Lydia Bodnar-Balahutrak is a Houston- based visual artist whose multi-faceted work combines text and image and is influenced by her Ukrainian heritage. Her artworks are visual meditations and multi-layered documentations of past and current events, filtered through her cultural/ social/ political frames of reference.
Three trips marked pivotal turning points in the artist’s work and world view. In 1991, an IREX travel grant enabled her to travel to Ukraine, her ancestral homeland, for the first time. The trip opened her eyes and soul to a long-suffering yet hopeful people, to a land beautiful but ravaged by the genocidal soviet regime. She resolved to commit her creative efforts to “bear witness” to crucial moments in history, to speak truth to power. Five years later, a visit to the Chornobyl Zone left her with a lasting impression of nature’s grace and resilience. Left untamed, nature was resolutely reclaiming herself, regenerating life and spreading her healing mantle over the dust and decay. Nature-oriented visual metaphors - vines, trees, roots, nests, plants - have become constant recurring motifs in her work.

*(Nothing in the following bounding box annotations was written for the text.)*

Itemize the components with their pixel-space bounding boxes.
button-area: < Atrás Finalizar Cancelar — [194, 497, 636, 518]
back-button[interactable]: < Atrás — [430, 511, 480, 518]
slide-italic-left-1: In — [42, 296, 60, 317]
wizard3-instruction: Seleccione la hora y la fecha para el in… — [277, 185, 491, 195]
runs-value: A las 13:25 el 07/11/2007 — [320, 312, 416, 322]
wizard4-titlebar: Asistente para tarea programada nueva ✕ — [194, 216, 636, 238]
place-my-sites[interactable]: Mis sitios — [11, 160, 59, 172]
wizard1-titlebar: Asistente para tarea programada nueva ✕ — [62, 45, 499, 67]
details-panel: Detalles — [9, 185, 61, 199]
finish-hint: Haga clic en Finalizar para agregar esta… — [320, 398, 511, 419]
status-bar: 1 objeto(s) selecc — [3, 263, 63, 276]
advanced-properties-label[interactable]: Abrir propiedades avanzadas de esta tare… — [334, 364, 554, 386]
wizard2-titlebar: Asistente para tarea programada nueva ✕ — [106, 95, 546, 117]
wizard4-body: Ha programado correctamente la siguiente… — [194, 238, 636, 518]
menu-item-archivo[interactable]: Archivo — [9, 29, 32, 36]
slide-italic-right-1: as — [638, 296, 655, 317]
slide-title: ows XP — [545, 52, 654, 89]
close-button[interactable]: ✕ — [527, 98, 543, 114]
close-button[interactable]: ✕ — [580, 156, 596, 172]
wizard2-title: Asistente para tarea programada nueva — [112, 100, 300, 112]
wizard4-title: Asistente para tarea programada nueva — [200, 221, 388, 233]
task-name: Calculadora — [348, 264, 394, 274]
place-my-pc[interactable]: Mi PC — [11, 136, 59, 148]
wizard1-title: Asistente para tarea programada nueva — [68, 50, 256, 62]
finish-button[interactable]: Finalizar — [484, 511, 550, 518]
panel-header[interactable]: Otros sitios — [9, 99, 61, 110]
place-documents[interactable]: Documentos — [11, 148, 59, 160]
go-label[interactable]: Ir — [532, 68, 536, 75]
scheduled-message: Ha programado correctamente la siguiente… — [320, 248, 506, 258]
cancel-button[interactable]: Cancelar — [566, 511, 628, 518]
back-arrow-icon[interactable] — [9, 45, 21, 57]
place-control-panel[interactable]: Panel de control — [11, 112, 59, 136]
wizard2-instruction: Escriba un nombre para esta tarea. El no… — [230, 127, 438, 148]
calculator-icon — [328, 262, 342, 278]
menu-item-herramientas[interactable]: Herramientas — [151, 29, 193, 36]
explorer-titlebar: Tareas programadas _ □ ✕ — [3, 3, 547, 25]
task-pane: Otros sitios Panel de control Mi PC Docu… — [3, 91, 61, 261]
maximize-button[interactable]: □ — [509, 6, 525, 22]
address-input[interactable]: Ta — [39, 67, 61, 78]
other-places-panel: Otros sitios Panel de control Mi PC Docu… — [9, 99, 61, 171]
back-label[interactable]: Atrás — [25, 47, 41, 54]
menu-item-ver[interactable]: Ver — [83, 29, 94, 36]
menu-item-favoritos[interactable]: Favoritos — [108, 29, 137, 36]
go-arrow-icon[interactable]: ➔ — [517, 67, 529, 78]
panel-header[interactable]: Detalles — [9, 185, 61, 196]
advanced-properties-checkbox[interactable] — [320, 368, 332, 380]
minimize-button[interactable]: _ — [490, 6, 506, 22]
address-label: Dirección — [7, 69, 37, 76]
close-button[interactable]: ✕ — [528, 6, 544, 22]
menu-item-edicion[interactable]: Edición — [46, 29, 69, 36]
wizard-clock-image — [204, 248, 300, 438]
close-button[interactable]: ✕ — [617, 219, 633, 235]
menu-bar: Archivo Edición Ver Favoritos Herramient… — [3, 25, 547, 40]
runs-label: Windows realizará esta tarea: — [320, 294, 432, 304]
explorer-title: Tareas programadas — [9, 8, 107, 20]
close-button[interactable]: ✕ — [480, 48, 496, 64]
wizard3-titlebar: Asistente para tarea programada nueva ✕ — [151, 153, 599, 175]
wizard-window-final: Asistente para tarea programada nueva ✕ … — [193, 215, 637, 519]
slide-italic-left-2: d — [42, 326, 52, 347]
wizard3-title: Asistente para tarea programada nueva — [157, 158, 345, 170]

More recently, Bodnar-Balahutrak was awarded a 2022-23 Fulbright U.S. Scholar fellowship to study contemporary issues-oriented artmaking in Ukraine. Due to the war waged by Russia, the project was re-assigned from Ukraine to Poland, where she met with young Ukrainian artists born and raised in a post-soviet independent Ukraine. They capaciously addressed their current plight of displacement and tragic loss. Their resilience and hope have resonated with Bodnar-Balahutrak and encouraged her own artmaking. She continues to explore narrative and cultural metaphor by combining collage, text, and figuration.